In the IS/IT security governance model, the audit process was an example of IS/IT security management strategy. In the website analysis, the goal of analysis was to examine if audit was conducted within the IS/IT processes. The analysis revealed that five companies had included IT within their audit process. The areas of IT covered by audit were IT projects, various application systems in production, data centres and network security, overall IT management, compliance to security policy and maturity level of information security.

IS/IT security policy

The IS/IT security policy is a communication tool, which connects the IS/IT security vision with IS/IT security management strategy. There were nine companies who made their IS/IT security policy public, with a balanced representation from each group, Group A and Group B. Several policies relating to IS/IT areas and IS/IT security controls had been disclosed on the website analysis. These include IT network policy, IT application control, IT desktop, PDA, e-mail, internet, intranet, purchasing, licensing and usage of corporate software, hardware, business continuity facility, management of information, data security and operational controls related to information security. The goal of IS/IT security policy was to maintain confidentiality, integrity and availability and these security elements can be extended to authenticity and reliability.

IS/IT security standards

The independent document, namely, IS/IT security standard, had two types, internal and external. The internal standard was written by the company and the external standard was developed and written by external bodies (local or international bodies). As reported in the website analysis, there were seven companies which showed what type of standards they used. All information reported came from the external standard and there was no information disclosed on internal standards. The external standards highlighted were International Standard of ISO127001 and NSS Certification– a technology certification in compliance with security standards. The most popular standard used was ISO127001. Technical component

In the IS/IT security governance model, there were two layers of the technical component, first, technological areas and second, IS/IT security procedures. The technological areas comprised two inner layers, IT Infrastructure and Business Data/Information and Business Information Systems. And the IS/IT security procedures were concerned with security counter-measures/controls, where IS/IT security procedures were determined by technological areas. Interestingly, 14 companies made the information relating to technological Areas and IS/IT Security Procedures public on the website. Four issues underlined from the website analysis were first, the adoption of new infrastructure, second, the upgrading of IT infrastructure, third, the improvement of information architecture and fourth, the adoption of new business models.

Business Information Systems

Business information systems were technological solutions based on business requirements. The purpose of business information systems was to integrate parts between departments and functional areas to achieve certain business requirements. Two examples were brought up from the website analysis; Internet Protocol Virtual Private Network and Corporate Geographical Information Systems (GIS).

IS/IT Security Procedures

IS/IT security procedures supported the IT infrastructure, business data and business information systems. The adoption of security procedures was based on the acceptance of the risk level.
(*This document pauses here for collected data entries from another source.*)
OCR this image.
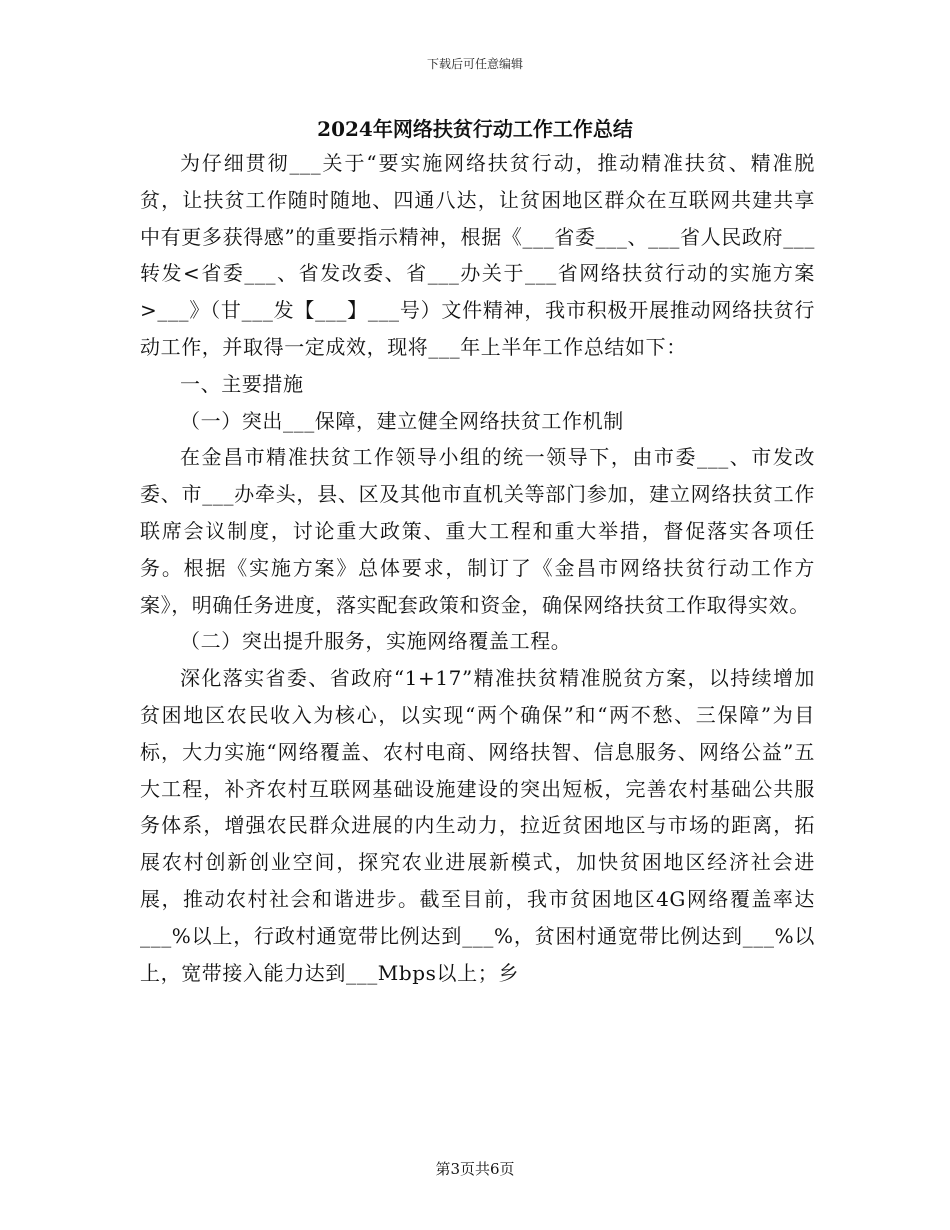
下载后可任意编辑
2024年网络扶贫行动工作工作总结

为仔细贯彻___关于“要实施网络扶贫行动，推动精准扶贫、精准脱贫，让扶贫工作随时随地、四通八达，让贫困地区群众在互联网共建共享中有更多获得感”的重要指示精神，根据《___省委___、___省人民政府___转发<省委___、省发改委、省___办关于___省网络扶贫行动的实施方案>___》（甘___发【___】___号）文件精神，我市积极开展推动网络扶贫行动工作，并取得一定成效，现将___年上半年工作总结如下：

一、主要措施

（一）突出___保障，建立健全网络扶贫工作机制

在金昌市精准扶贫工作领导小组的统一领导下，由市委___、市发改委、市___办牵头，县、区及其他市直机关等部门参加，建立网络扶贫工作联席会议制度，讨论重大政策、重大工程和重大举措，督促落实各项任务。根据《实施方案》总体要求，制订了《金昌市网络扶贫行动工作方案》，明确任务进度，落实配套政策和资金，确保网络扶贫工作取得实效。

（二）突出提升服务，实施网络覆盖工程。

深化落实省委、省政府“1+17”精准扶贫精准脱贫方案，以持续增加贫困地区农民收入为核心，以实现“两个确保”和“两不愁、三保障”为目标，大力实施“网络覆盖、农村电商、网络扶智、信息服务、网络公益”五大工程，补齐农村互联网基础设施建设的突出短板，完善农村基础公共服务体系，增强农民群众进展的内生动力，拉近贫困地区与市场的距离，拓展农村创新创业空间，探究农业进展新模式，加快贫困地区经济社会进展，推动农村社会和谐进步。截至目前，我市贫困地区4G网络覆盖率达___%以上，行政村通宽带比例达到___%，贫困村通宽带比例达到___%以上，宽带接入能力达到___Mbps以上；乡

第3页共6页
The highlighted examples of IS/IT security procedures were two; first, security countermeasures— Cryptographic Coprocessor and Zip Specialty Processor, encryption/decryption, firewalling, intrusion prevention; and second, security controls—security monitoring, analysis, and threat mitigation capabilities.

The web disclosures did not yield much evidence of the impact of the involvement and the role of individuals. They do show that some companies appear to be deeply involved in IS/IT security matters. However, failure to disclose information on the website does not mean that companies and, hence, boards and senior managers are not involved in IS/IT security.